Maliki has read the tea leaves and evidently realized what the rest of us considered obvious: that the only one demanding that he turn Iraq to permanent foreign domination is a president thoroughly discredited in his own country who'll be out of office in a few months. That president's replacement might very well decide on a unilateral withdrawal from Iraq, abrogating any deal Maliki was strongarmed into signing, at which point the U.S. would essentially be cutting Maliki off. Oh motherfucking shit, Maliki surely thought, if I sign this deal, my people will run my body through the streets and hoist me from a fucking lamppost. Not that the electricity works, but still.

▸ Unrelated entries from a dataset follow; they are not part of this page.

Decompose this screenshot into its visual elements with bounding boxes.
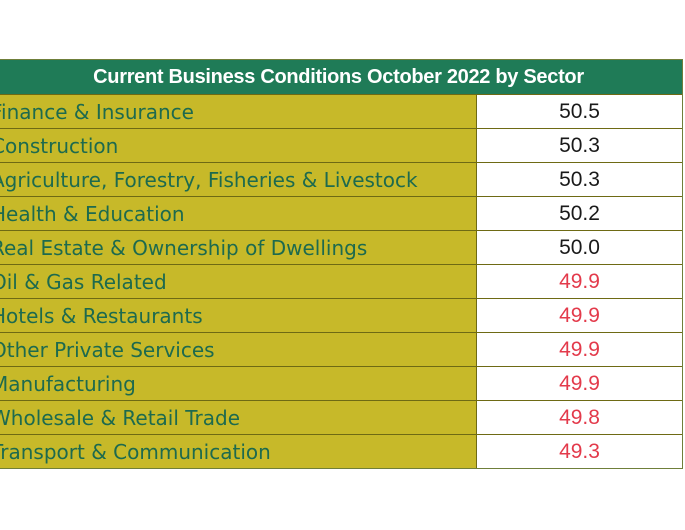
value-cell: 49.8 bbox=[477, 401, 682, 434]
value-cell: 50.3 bbox=[477, 129, 682, 162]
sector-cell: Manufacturing bbox=[0, 367, 477, 400]
table-row: Wholesale & Retail Trade 49.8 bbox=[0, 400, 682, 434]
sector-cell: Wholesale & Retail Trade bbox=[0, 401, 477, 434]
value-cell: 50.2 bbox=[477, 197, 682, 230]
table-body: Finance & Insurance 50.5 Construction 50.3 A… bbox=[0, 94, 682, 468]
sector-cell: Agriculture, Forestry, Fisheries & Lives… bbox=[0, 163, 477, 196]
sector-label: Real Estate & Ownership of Dwellings bbox=[0, 236, 368, 260]
sector-label: Agriculture, Forestry, Fisheries & Lives… bbox=[0, 168, 418, 192]
sector-cell: Oil & Gas Related bbox=[0, 265, 477, 298]
table-row: Transport & Communication 49.3 bbox=[0, 434, 682, 468]
table-row: Manufacturing 49.9 bbox=[0, 366, 682, 400]
table-row: Construction 50.3 bbox=[0, 128, 682, 162]
sector-cell: Finance & Insurance bbox=[0, 95, 477, 128]
table-title: Current Business Conditions October 2022… bbox=[0, 60, 682, 94]
sector-label: Hotels & Restaurants bbox=[0, 304, 203, 328]
value-cell: 49.9 bbox=[477, 333, 682, 366]
sector-cell: Health & Education bbox=[0, 197, 477, 230]
table-row: Real Estate & Ownership of Dwellings 50.0 bbox=[0, 230, 682, 264]
value-cell: 50.0 bbox=[477, 231, 682, 264]
sector-cell: Other Private Services bbox=[0, 333, 477, 366]
sector-label: Oil & Gas Related bbox=[0, 270, 167, 294]
sector-cell: Hotels & Restaurants bbox=[0, 299, 477, 332]
sector-label: Finance & Insurance bbox=[0, 100, 194, 124]
sector-label: Wholesale & Retail Trade bbox=[0, 406, 241, 430]
value-cell: 49.9 bbox=[477, 265, 682, 298]
sector-label: Health & Education bbox=[0, 202, 185, 226]
value-cell: 49.3 bbox=[477, 435, 682, 468]
sector-label: Other Private Services bbox=[0, 338, 215, 362]
table-row: Other Private Services 49.9 bbox=[0, 332, 682, 366]
business-conditions-table: Current Business Conditions October 2022… bbox=[0, 59, 683, 469]
sector-label: Manufacturing bbox=[0, 372, 136, 396]
table-row: Oil & Gas Related 49.9 bbox=[0, 264, 682, 298]
table-row: Agriculture, Forestry, Fisheries & Lives… bbox=[0, 162, 682, 196]
table-row: Hotels & Restaurants 49.9 bbox=[0, 298, 682, 332]
sector-cell: Transport & Communication bbox=[0, 435, 477, 468]
sector-cell: Construction bbox=[0, 129, 477, 162]
table-row: Finance & Insurance 50.5 bbox=[0, 94, 682, 128]
table-row: Health & Education 50.2 bbox=[0, 196, 682, 230]
sector-cell: Real Estate & Ownership of Dwellings bbox=[0, 231, 477, 264]
sector-label: Transport & Communication bbox=[0, 440, 271, 464]
value-cell: 49.9 bbox=[477, 367, 682, 400]
value-cell: 49.9 bbox=[477, 299, 682, 332]
value-cell: 50.5 bbox=[477, 95, 682, 128]
sector-label: Construction bbox=[0, 134, 119, 158]
value-cell: 50.3 bbox=[477, 163, 682, 196]
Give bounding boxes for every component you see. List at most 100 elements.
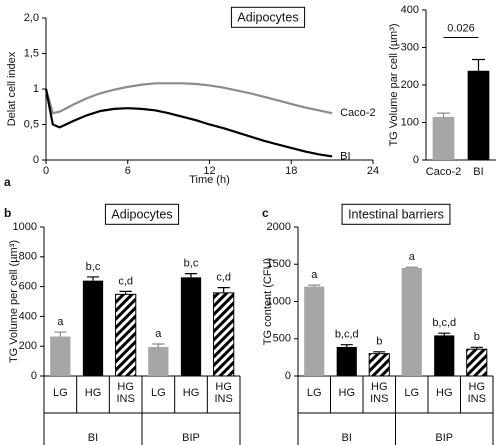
y-tick-label: 1000	[267, 295, 291, 307]
y-tick-label: 800	[19, 251, 37, 263]
bar	[148, 346, 169, 376]
significance-label: b,c	[184, 258, 199, 270]
title-box	[341, 203, 451, 225]
x-tick-label: HG INS	[468, 381, 486, 405]
significance-label: b,c	[86, 261, 101, 273]
x-tick-label: 0	[43, 165, 49, 177]
significance-label: c,d	[216, 272, 231, 284]
bar	[466, 348, 488, 377]
error-bar	[471, 58, 486, 71]
bar	[82, 280, 104, 376]
y-tick-label: 0	[413, 154, 419, 166]
significance-label: b,c,d	[432, 317, 456, 329]
y-tick-label: 600	[19, 281, 37, 293]
bar	[180, 277, 202, 376]
y-tick-label: 0	[31, 370, 37, 382]
x-tick-label: 24	[367, 165, 379, 177]
x-tick-label: LG	[404, 387, 419, 399]
significance-label: a	[311, 269, 318, 281]
x-tick-label: 12	[203, 165, 215, 177]
x-tick-label: 6	[125, 165, 131, 177]
x-tick-label: 18	[285, 165, 297, 177]
group-label: BIP	[182, 432, 200, 444]
x-tick-label: LG	[151, 387, 166, 399]
x-tick-label: LG	[307, 387, 322, 399]
error-bar	[405, 266, 418, 268]
p-value: 0.026	[447, 22, 475, 34]
y-tick-label: 1500	[267, 258, 291, 270]
panel-title: Adipocytes	[111, 207, 172, 221]
error-bar	[373, 351, 386, 354]
x-tick-label: HG INS	[116, 381, 134, 405]
bar	[213, 292, 235, 377]
x-tick-label: BI	[473, 166, 483, 178]
x-axis-label: Time (h)	[189, 174, 230, 186]
y-tick-label: 0	[285, 370, 291, 382]
significance-label: a	[57, 316, 64, 328]
panel-letter: b	[4, 206, 11, 220]
series-label: Caco-2	[340, 107, 375, 119]
y-tick-label: 0	[33, 154, 39, 166]
y-tick-label: 200	[401, 79, 419, 91]
bar	[401, 267, 422, 376]
y-tick-label: 300	[401, 41, 419, 53]
significance-label: a	[155, 328, 162, 340]
x-tick-label: HG	[436, 387, 453, 399]
y-tick-label: 400	[401, 4, 419, 16]
group-label: BI	[88, 432, 98, 444]
significance-label: b,c,d	[335, 329, 359, 341]
error-bar	[217, 287, 230, 293]
bar	[467, 70, 490, 160]
y-axis-label: TG content (CFU)	[262, 258, 274, 345]
series-label: BI	[340, 150, 350, 162]
y-tick-label: 2,0	[24, 12, 39, 24]
title-box	[230, 6, 306, 28]
panel-title: Intestinal barriers	[348, 207, 444, 221]
x-tick-label: HG INS	[214, 381, 232, 405]
x-tick-label: HG INS	[370, 381, 388, 405]
y-tick-label: 500	[273, 333, 291, 345]
error-bar	[438, 332, 451, 336]
significance-label: b	[474, 331, 480, 343]
y-tick-label: 1,5	[24, 47, 39, 59]
series-line	[44, 88, 333, 158]
bar	[432, 116, 455, 160]
x-tick-label: LG	[53, 387, 68, 399]
x-tick-label: HG	[183, 387, 200, 399]
y-tick-label: 200	[19, 340, 37, 352]
panel-title: Adipocytes	[237, 10, 298, 24]
bar	[50, 336, 71, 376]
x-tick-label: HG	[85, 387, 102, 399]
y-tick-label: 1000	[13, 221, 37, 233]
y-tick-label: 0,5	[24, 118, 39, 130]
error-bar	[119, 290, 132, 295]
y-tick-label: 2000	[267, 221, 291, 233]
error-bar	[86, 276, 100, 281]
x-tick-label: Caco-2	[426, 166, 461, 178]
y-axis-label: TG Volume par cell (µm³)	[388, 23, 400, 146]
y-tick-label: 1	[33, 83, 39, 95]
error-bar	[184, 273, 198, 278]
y-axis-label: TG Volume per cell (µm³)	[8, 240, 20, 363]
group-label: BIP	[435, 432, 453, 444]
x-tick-label: HG	[339, 387, 356, 399]
bar	[304, 286, 325, 376]
significance-label: b	[376, 336, 382, 348]
error-bar	[340, 344, 353, 347]
significance-label: c,d	[118, 275, 133, 287]
panel-letter: c	[262, 206, 269, 220]
error-bar	[470, 346, 483, 350]
bar	[368, 353, 390, 377]
y-tick-label: 400	[19, 310, 37, 322]
error-bar	[308, 284, 321, 287]
title-box	[104, 203, 180, 225]
series-line	[44, 82, 333, 115]
y-tick-label: 100	[401, 116, 419, 128]
bar	[434, 335, 455, 376]
y-axis-label: Delat cell index	[6, 51, 18, 126]
group-label: BI	[342, 432, 352, 444]
bar	[336, 346, 357, 376]
error-bar	[54, 331, 67, 337]
error-bar	[436, 112, 451, 117]
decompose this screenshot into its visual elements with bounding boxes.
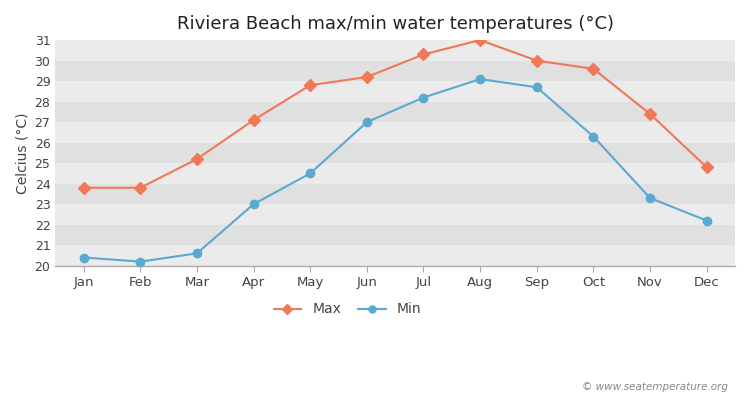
Y-axis label: Celcius (°C): Celcius (°C): [15, 112, 29, 194]
Bar: [56, 143, 735, 163]
Bar: [56, 81, 735, 102]
Legend: Max, Min: Max, Min: [268, 297, 427, 322]
Bar: [56, 245, 735, 266]
Title: Riviera Beach max/min water temperatures (°C): Riviera Beach max/min water temperatures…: [177, 15, 614, 33]
Bar: [56, 204, 735, 225]
Bar: [56, 102, 735, 122]
Bar: [56, 225, 735, 245]
Bar: [56, 184, 735, 204]
Text: © www.seatemperature.org: © www.seatemperature.org: [581, 382, 728, 392]
Bar: [56, 163, 735, 184]
Bar: [56, 122, 735, 143]
Bar: [56, 61, 735, 81]
Bar: [56, 40, 735, 61]
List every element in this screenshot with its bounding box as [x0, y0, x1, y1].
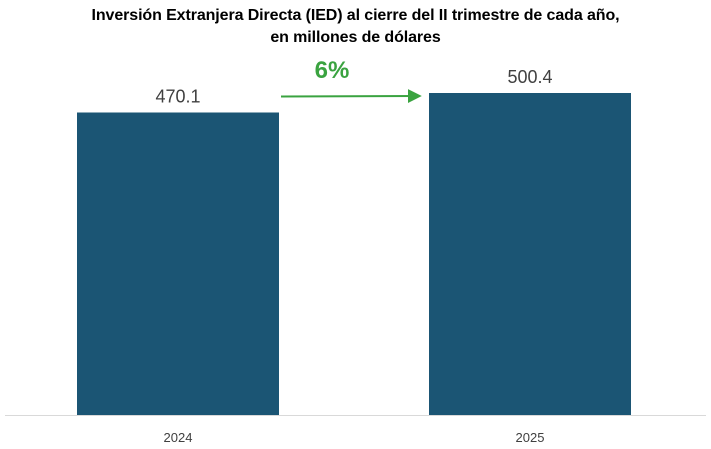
growth-annotation: 6% — [280, 57, 422, 104]
x-tick-label-2024: 2024 — [164, 430, 193, 445]
data-label-2024: 470.1 — [155, 86, 200, 106]
chart-title: Inversión Extranjera Directa (IED) al ci… — [91, 7, 620, 24]
data-label-2025: 500.4 — [507, 67, 552, 87]
bars-layer — [77, 93, 631, 415]
labels-layer: 470.1 2024 500.4 2025 — [155, 67, 552, 445]
bar-2024 — [77, 112, 279, 415]
chart-subtitle: en millones de dólares — [270, 29, 441, 46]
x-tick-label-2025: 2025 — [516, 430, 545, 445]
chart-title-block: Inversión Extranjera Directa (IED) al ci… — [0, 5, 711, 49]
growth-percentage-label: 6% — [315, 57, 350, 84]
bar-2025 — [429, 93, 631, 415]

And so Maliki flip-flopped. His newfound resiliency is born of survival -- not merely political survival, either. He has forced George Bush to accept what Bush and McCain has said for years would lead to doom, ruin, humiliation, catastrophe-- a euphemistic "time horizon" for withdrawal. On the one hand, the fact that it won't actually be a timetable is significant, since Bush, of course, won't actually end a war he wants to entrench as the natural order of the world. But on the other, the euphemism is itself important, since once again Bush's attempt at denying reality only creates a trap for McCain. If McCain embraces the time-horizons, he shatters his own previous argument that such a thing will bring national ruin and indicates a certain moral and strategic turpitude on the part of its advocates. His only solution is to magically pretend that Bush's move isn't politically motivated and hope no one laughs at him. But now Maliki evidently wants to stick it to McCain, an indicator that the Iraqi PM knows who's going to be president next January. Reuters reports that Maliki has embraced Obama's 16-month withdrawal plan.
Obama isn't running around looking for bargains in the Kabul carpet markets with Lieberman and Lindsey. He landed at Kabul at noon and he's going to visit Jalalabad in east Afghanistan, on the road to the Khyber Pass. I was there a couple times when there was no war, and it was like the American wild West. According to the NY Times the trip "will give him a first-hand look at the region where American troops are feeling the brunt of increased attacks from militants infiltrating across the border from Pakistan." Instead of dragging along a light in the loafers carpet hunter and a fanatic warmonger who sees everything in the Middle East through his Likud prism, Obama has two deadly serious senior U.S. senators and national security experts with him, Republican Chuck Hagel and Democrat Jack Reed.
This news and the strain of campaigning is all a bit much for an elderly man like McCain, who nodded off during an interview with Conan O'Brien on NBC's Late Night. And the show wasn't even taped late at night; they tape in the afternoon! Or was that another of his lame stunts, part of McCain's one-note plea for sympathy?